The system of Asthanga Yoga was described in the book The Yoga Sutras by the Indian scholar Patañjali, who codified his thoughts and knowledge of yoga coming from ancient Sanskrit texts.
Mostly it's said that Patanjali wrote his book on Yoga somewhere between 300 B.C. and 200 A.D. In India it’s believed that Patanjali wrote also a book about grammar and aotherone about Ayurveda, but Western science says that these books have been written by another sage with the same name.
An Indian legend tells that the people were suffering and so they prayed to Vishnu to help them. They did this with the Anjali Mudra, which is formed by the hands making a bowl and raised then to the sky.
Vishnu was resting on his bed, which is formed by Adisesha (= the first Sesha, king of snakes). The king of all snakes is generally depicted with a massive form that floats coiled in space, or on the universal ocean, to form the bed for Vishnu. When Vishnu heard the praying of the people on earth and told Adisesha to reincarnate in human form and bring the people the knowledge they wanted. So Adisesha took the human form of Patanjali and fell out from heaven into the praying hands of a woman who became the mother of Patanjali. The name Patañjali comes from "Pata" to fall and "Jali" referring to the above mentioned Mudra.. Patanjali's book "The Yoga Sutras" is thus seen as a way to reduce and eliminate human suffering.

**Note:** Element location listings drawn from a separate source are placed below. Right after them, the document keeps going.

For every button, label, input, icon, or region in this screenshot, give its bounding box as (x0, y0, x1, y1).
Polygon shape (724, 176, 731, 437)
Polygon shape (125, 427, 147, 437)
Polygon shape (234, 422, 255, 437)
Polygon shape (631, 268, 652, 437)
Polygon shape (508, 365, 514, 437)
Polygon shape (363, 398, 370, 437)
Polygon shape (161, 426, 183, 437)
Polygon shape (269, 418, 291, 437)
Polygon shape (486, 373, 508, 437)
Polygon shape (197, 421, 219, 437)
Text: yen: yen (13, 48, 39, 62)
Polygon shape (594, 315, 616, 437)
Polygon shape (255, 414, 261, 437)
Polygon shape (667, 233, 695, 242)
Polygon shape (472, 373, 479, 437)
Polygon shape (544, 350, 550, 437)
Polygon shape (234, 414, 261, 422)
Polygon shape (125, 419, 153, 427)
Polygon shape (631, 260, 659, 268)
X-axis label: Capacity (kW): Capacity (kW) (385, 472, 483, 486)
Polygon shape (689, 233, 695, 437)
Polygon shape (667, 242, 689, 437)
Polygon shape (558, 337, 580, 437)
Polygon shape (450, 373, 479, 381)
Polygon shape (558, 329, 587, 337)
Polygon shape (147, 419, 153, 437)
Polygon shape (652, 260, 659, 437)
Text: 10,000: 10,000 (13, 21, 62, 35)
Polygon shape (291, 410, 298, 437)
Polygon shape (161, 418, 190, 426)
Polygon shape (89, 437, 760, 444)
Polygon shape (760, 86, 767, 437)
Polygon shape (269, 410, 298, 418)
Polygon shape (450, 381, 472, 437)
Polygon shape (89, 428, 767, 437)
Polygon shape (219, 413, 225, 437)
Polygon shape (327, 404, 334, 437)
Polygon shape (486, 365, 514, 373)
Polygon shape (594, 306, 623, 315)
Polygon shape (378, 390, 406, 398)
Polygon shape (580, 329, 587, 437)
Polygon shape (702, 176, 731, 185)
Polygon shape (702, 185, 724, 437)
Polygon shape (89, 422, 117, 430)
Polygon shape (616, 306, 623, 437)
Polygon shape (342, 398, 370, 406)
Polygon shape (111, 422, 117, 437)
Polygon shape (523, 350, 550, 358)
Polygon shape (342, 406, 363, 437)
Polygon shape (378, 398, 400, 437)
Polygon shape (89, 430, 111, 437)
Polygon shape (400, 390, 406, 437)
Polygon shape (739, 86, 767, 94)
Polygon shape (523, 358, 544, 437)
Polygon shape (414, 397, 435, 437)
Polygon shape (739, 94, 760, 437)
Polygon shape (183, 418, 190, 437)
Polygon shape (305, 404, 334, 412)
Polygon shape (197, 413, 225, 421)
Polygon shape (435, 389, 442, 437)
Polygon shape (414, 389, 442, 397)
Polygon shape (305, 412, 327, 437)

Often Patanjalis statue is white as a symbol for purity. Sometimes he holds a cone and a sword. The cone stands for knowledge (makes a sound) and the sword for the power to remove obstacles. A snake with 1000 heads forms a hood over his head. The snake stands for the ability to adapt to any climate, area and circumstances. The 1000 heads symbolise 1000 solutions for 1000 problems.
The lower part of the body is often in snake form referring to the incarnation of Adishesha, the king of snakes.